Discours d’Olivier Faure, Conseil national du 9 juin 2018

Chers camarades,

Il y a deux mois se tenait notre congrès d'Aubervilliers. Deux mois pendant lesquels chaque jour a été pleinement consacré à préparer cette renaissance qui nous lie et nous mobilise.

Ce Conseil National en donne le coup d'envoi.

Il y a maintenant la nécessité que chacune et chacun d’entre nous prenne sa part d'une feuille de route exigeante, innovante, cohérente, qui va nous sortir de nos habitudes et, parfois, de nos certitudes. Il n'y a plus de zone de confort.

Le parti socialiste doit changer et il va changer !

Non pas que nous aurions forcément failli. Mais, assurément, nous avons déçu.

Faute d’imagination, nous avons donné le sentiment de l'épuisement d'une pensée. Pensée féconde dans le cadre des Etats Nations, mais insuffisante et souvent impuissante dans la mondialisation et face aux grands défis de la modernité.

Cette crise de la politique affecte toutes les familles de pensée qui ont gouverné sur le continent.

L’incapacité à imaginer le monde d’après la chute du Mur, l'affaiblissement des options collectives et régulatrices portées par la gauche, ainsi que la défiance suscitée par les orientations libérales des droites européennes, ont ouvert les portes du pouvoir à la démagogie et au populisme xénophobe.

En Hongrie, en Pologne, en Autriche, en Slovénie, les populistes ont pignon sur rue.

En Allemagne l'AFD creuse son sillon avec près de 100 députés qui n'hésitent plus à claironner que le nazisme est un détail de leur histoire...

Pour la première fois, en Italie, l'un des six pays fondateurs de l'Union européenne, une alliance qui paraissait baroque il y a quelques semaines, vient de se nouer entre le mouvement 5 étoiles et la ligue du Nord.

Et je n’oublie pas le score de l’extrême droite au second tour de la présidentielle en France.

Rappelant cela je ne souhaite agiter aucune menace commode. Je veux en revanche nous rappeler à notre propre responsabilité.

Comment susciter à nouveau l'enthousiasme autour d'une Union européenne, que les Français ne veulent pas quitter, mais en laquelle ils ont cessé d'espérer ?

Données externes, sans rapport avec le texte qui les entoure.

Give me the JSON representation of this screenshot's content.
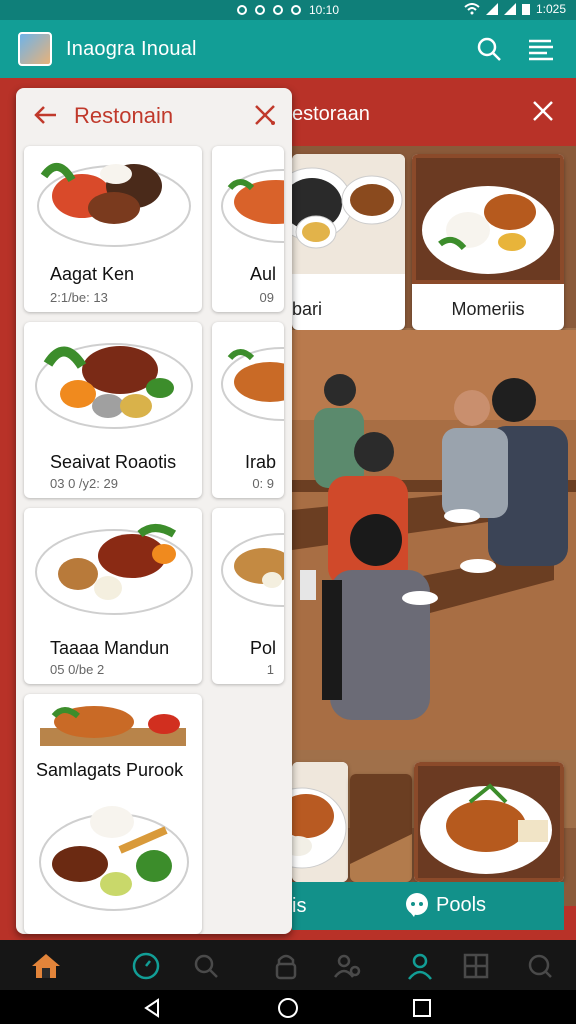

Ce sera l'enjeu de notre premier chantier qui s'ouvre aujourd'hui sous la présidence de Christine Revault d'Allonnes et Emmanuel Maurel.

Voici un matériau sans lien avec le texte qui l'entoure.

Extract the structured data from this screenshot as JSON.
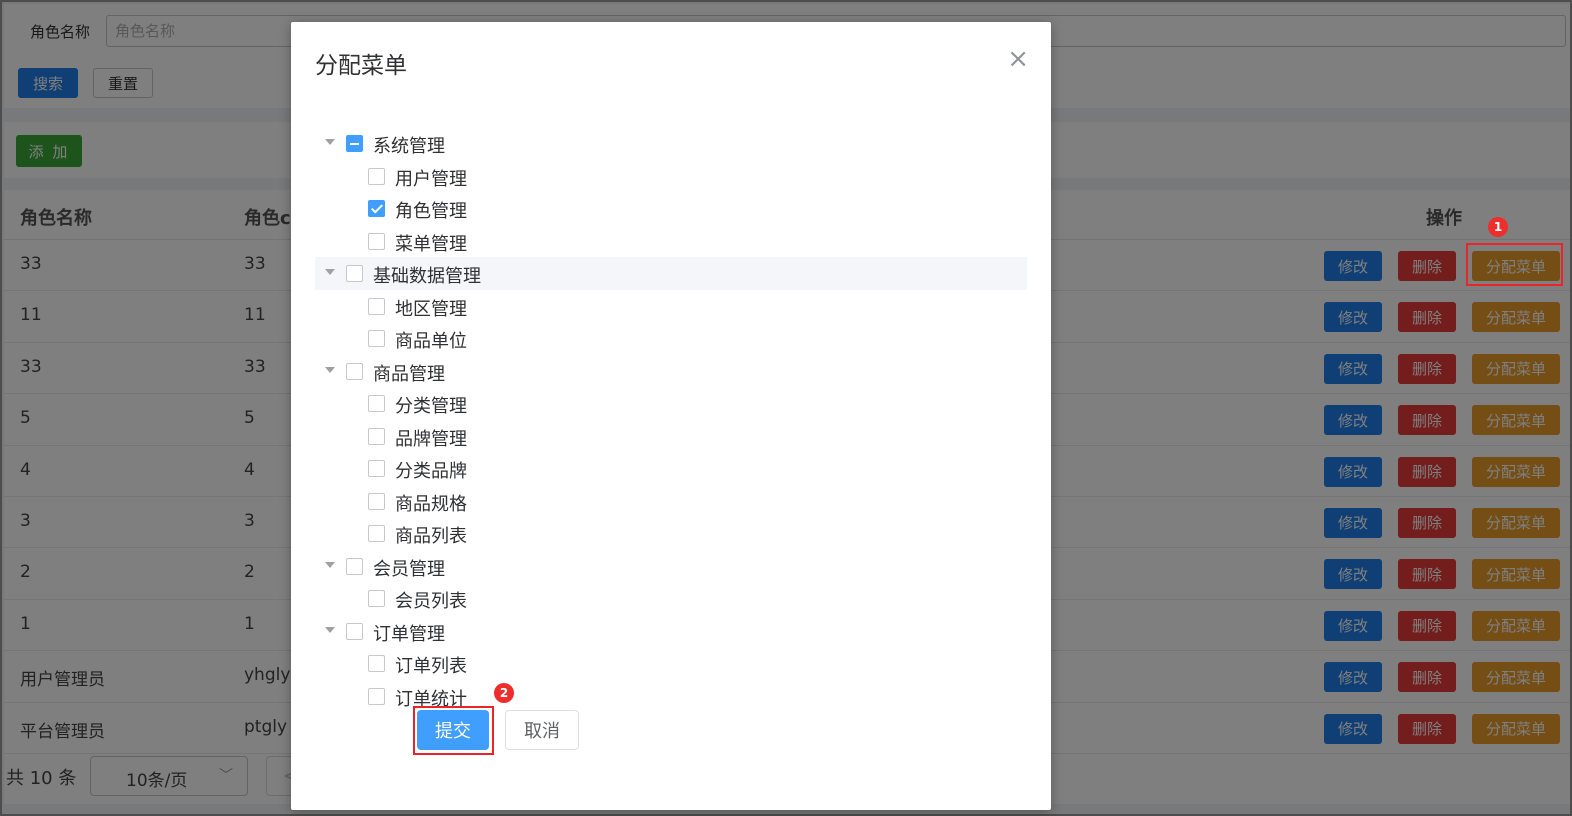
{
  "search": {
    "label": "角色名称",
    "placeholder": "角色名称",
    "search_button": "搜索",
    "reset_button": "重置"
  },
  "toolbar": {
    "add_button": "添 加"
  },
  "table": {
    "headers": {
      "name": "角色名称",
      "code": "角色co",
      "actions": "操作"
    },
    "rows": [
      {
        "name": "33",
        "code": "33"
      },
      {
        "name": "11",
        "code": "11"
      },
      {
        "name": "33",
        "code": "33"
      },
      {
        "name": "5",
        "code": "5"
      },
      {
        "name": "4",
        "code": "4"
      },
      {
        "name": "3",
        "code": "3"
      },
      {
        "name": "2",
        "code": "2"
      },
      {
        "name": "1",
        "code": "1"
      },
      {
        "name": "用户管理员",
        "code": "yhgly"
      },
      {
        "name": "平台管理员",
        "code": "ptgly"
      }
    ],
    "action_labels": {
      "edit": "修改",
      "delete": "删除",
      "assign": "分配菜单"
    }
  },
  "pagination": {
    "total": "共 10 条",
    "page_size": "10条/页",
    "prev": "<"
  },
  "annotations": {
    "badge_1": "1",
    "badge_2": "2",
    "highlight_color": "#e8262a"
  },
  "dialog": {
    "title": "分配菜单",
    "close": "×",
    "tree": [
      {
        "label": "系统管理",
        "level": 1,
        "expandable": true,
        "state": "indeterminate"
      },
      {
        "label": "用户管理",
        "level": 2,
        "state": "unchecked"
      },
      {
        "label": "角色管理",
        "level": 2,
        "state": "checked"
      },
      {
        "label": "菜单管理",
        "level": 2,
        "state": "unchecked"
      },
      {
        "label": "基础数据管理",
        "level": 1,
        "expandable": true,
        "state": "unchecked",
        "hovered": true
      },
      {
        "label": "地区管理",
        "level": 2,
        "state": "unchecked"
      },
      {
        "label": "商品单位",
        "level": 2,
        "state": "unchecked"
      },
      {
        "label": "商品管理",
        "level": 1,
        "expandable": true,
        "state": "unchecked"
      },
      {
        "label": "分类管理",
        "level": 2,
        "state": "unchecked"
      },
      {
        "label": "品牌管理",
        "level": 2,
        "state": "unchecked"
      },
      {
        "label": "分类品牌",
        "level": 2,
        "state": "unchecked"
      },
      {
        "label": "商品规格",
        "level": 2,
        "state": "unchecked"
      },
      {
        "label": "商品列表",
        "level": 2,
        "state": "unchecked"
      },
      {
        "label": "会员管理",
        "level": 1,
        "expandable": true,
        "state": "unchecked"
      },
      {
        "label": "会员列表",
        "level": 2,
        "state": "unchecked"
      },
      {
        "label": "订单管理",
        "level": 1,
        "expandable": true,
        "state": "unchecked"
      },
      {
        "label": "订单列表",
        "level": 2,
        "state": "unchecked"
      },
      {
        "label": "订单统计",
        "level": 2,
        "state": "unchecked"
      }
    ],
    "submit_button": "提交",
    "cancel_button": "取消"
  },
  "colors": {
    "primary": "#409eff",
    "edit": "#1e7ee8",
    "delete": "#e63b3b",
    "assign": "#e89c2a",
    "add": "#3aa838"
  }
}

Il se conclura par un vote ouvert à tous les Français à la mi-octobre.

D'ici à cette échéance, les lieux de discussion, de confrontation, doivent se multiplier : réunions publiques, cafés débats, points-rencontres sur les marchés... Tout doit être envisagé pour impliquer nos concitoyens dans ce débat que personne ne mènera comme nous.

Des pro-européens, c'est vrai, il y en a d'autres. C'est heureux et ce n'est pas nouveau. Giscard était pro-européen. Il n'était pas pour autant Mitterrand.

Emmanuel Macron est aussi pro-européen, c'est incontestable. Mais lui souhaite sauver Bruxelles, nous nous voulons sauver l'idée européenne !

L'Europe ne peut se résumer à un marché. Il faut faire l‘Europe jusqu’au bout c'est-à-dire sociale, écologique, démocratique, sinon les populistes en viendront à bout.

Nous devrons prendre tous les grands défis, un à un. Frontalement. A commencer par le défi environnemental, énergétique, climatique.

Nous sommes les artisans de l'accord historique de la COP 21, les auteurs de la loi de transition énergétique, les inventeurs du concept même de développement durable, notre parti se réclame de la social-écologie, qui mieux que nous peut rendre l'Europe "green again" !?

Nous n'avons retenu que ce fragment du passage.